For hundreds of years Fermat’s Last Theorem, which stated simply that for n > 2 there exist no integers a, b, c > 1 such that a^n = b^n + c^n, has remained elusively unproven. (A recent proof is believed to be correct, though it is still undergoing scrutiny.) It is possible, however, to find integers greater than 1 that satisfy the ``perfect cube’’ equation a^3 = b^3 + c^3 + d^3 (e.g. a quick calculation will show that the equation 12^3 = 6^3 + 8^3 + 10^3 is indeed true). This problem requires that you write a program to find all sets of numbers {a, b, c, d} which satisfy this equation for a <= 200.
Output
The output should be listed as shown below, one perfect cube per line, in non-decreasing order of a (i.e. the lines should be sorted by their a values). The values of b, c, and d should also be listed in non-decreasing order on the line itself. There do exist several values of a which can be produced from multiple distinct sets of b, c, and d triples. In these cases, the triples with the smaller b values should be listed first.

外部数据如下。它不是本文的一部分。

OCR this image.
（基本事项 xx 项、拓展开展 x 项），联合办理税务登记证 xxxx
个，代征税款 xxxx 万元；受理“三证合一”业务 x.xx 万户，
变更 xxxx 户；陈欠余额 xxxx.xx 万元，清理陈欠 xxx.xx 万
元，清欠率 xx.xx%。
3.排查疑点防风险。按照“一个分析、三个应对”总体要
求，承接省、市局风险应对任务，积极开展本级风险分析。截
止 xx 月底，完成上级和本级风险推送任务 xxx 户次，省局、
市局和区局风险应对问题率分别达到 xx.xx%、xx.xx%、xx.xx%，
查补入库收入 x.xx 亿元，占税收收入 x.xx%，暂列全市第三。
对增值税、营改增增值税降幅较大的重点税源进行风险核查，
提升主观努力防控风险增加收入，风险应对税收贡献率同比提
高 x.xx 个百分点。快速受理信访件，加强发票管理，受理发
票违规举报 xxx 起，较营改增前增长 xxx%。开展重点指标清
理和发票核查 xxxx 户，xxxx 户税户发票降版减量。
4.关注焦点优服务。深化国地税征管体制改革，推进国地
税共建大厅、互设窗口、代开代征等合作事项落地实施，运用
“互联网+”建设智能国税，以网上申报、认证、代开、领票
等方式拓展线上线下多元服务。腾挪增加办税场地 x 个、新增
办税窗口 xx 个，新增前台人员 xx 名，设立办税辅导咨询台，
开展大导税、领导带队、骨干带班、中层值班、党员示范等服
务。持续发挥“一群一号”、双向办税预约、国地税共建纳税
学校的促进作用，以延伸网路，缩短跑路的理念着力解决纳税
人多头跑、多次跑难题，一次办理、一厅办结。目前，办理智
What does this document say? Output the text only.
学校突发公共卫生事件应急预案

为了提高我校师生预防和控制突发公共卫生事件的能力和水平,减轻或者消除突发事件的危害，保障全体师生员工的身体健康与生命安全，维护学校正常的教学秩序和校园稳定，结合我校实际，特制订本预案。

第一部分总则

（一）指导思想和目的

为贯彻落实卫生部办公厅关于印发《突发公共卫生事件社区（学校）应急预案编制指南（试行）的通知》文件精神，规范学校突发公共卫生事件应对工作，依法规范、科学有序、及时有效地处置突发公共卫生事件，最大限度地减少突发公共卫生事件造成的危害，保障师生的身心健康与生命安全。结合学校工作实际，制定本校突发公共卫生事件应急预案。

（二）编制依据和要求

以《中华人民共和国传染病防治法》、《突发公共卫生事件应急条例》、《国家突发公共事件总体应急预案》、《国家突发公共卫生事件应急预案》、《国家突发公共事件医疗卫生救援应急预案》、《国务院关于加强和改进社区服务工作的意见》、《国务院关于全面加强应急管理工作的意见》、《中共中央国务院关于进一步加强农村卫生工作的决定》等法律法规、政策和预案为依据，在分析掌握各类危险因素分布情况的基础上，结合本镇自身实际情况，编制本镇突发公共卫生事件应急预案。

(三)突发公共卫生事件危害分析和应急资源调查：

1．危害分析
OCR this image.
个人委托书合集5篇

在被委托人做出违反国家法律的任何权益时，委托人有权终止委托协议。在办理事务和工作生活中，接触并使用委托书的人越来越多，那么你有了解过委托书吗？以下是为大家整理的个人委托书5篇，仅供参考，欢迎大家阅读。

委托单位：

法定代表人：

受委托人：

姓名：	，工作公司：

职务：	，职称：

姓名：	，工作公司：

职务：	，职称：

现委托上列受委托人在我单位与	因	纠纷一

The first part of the output is shown here:
Cube = 6, Triple = (3,4,5)
Cube = 12, Triple = (6,8,10)
Cube = 18, Triple = (2,12,16)
Cube = 18, Triple = (9,12,15)
Cube = 19, Triple = (3,10,18)
Cube = 20, Triple = (7,14,17)
Cube = 24, Triple = (12,16,20)
Note: The programmer will need to be concerned with an efficient implementation. The official time limit for this problem is 2 minutes, and it is indeed possible to write a solution to this problem which executes in under 2 minutes on a 33 MHz 80386 machine. Due to the distributed nature of the contest in this region, judges have been instructed to make the official time limit at their site the greater of 2 minutes or twice the time taken by the judge’s solution on the machine being used to judge this problem.
题意:
有四个整数a,b,c,d, 找出整数a在(a<=200)范围内,符合(a^3 = b^3 + c^3 + d^3)的所有集合,并按样例输出。
注意:
每行一个完美的立方体,按a的非递减顺序排列(即每行应该按照它们的a值排序)。存在一些a值,它们可以由b、c和d三元组的多个不同集合产生,b、c和d的值也应该在直线上以非递减的顺序列出,即先列出b值较小的三元组。(遵照样例输出)
其次,a,b,c,d,在循环取初值的时候需要注意。
算法思想:
把a,b,c,d的数都遍历一遍,找出符合条件的数并输出即可。
上代码:
#include <stdio.h>
#include <algorithm>
using namespace std;
const int maxn=1e5+5;
int a[maxn];
int main()
{
int a,b,c,d;
for(a=6;a<=200;a++) //此处a=6
{
for(b=2;b<a;b++) //此处b=2
for(c=b;c<a;c++) //因为应该直线递增输入,所以,c的初值就从b开始
for(d=c;d<a;d++) //c的初值同上
if(a*a*a==b*b*b+c*c*c+d*d*d)
printf("Cube = %d, Triple = (%d,%d,%d)\n", a, b, c, d);
}
return 0;
}
注:可能是审题网站的问题,当我的a,b,取其他的初值的时候就wrong了,可能是为了减少时间复杂度吧。
心得:
任何一个关于遍历的题目尤其需要注意初值和末值的取定,否则就会出错。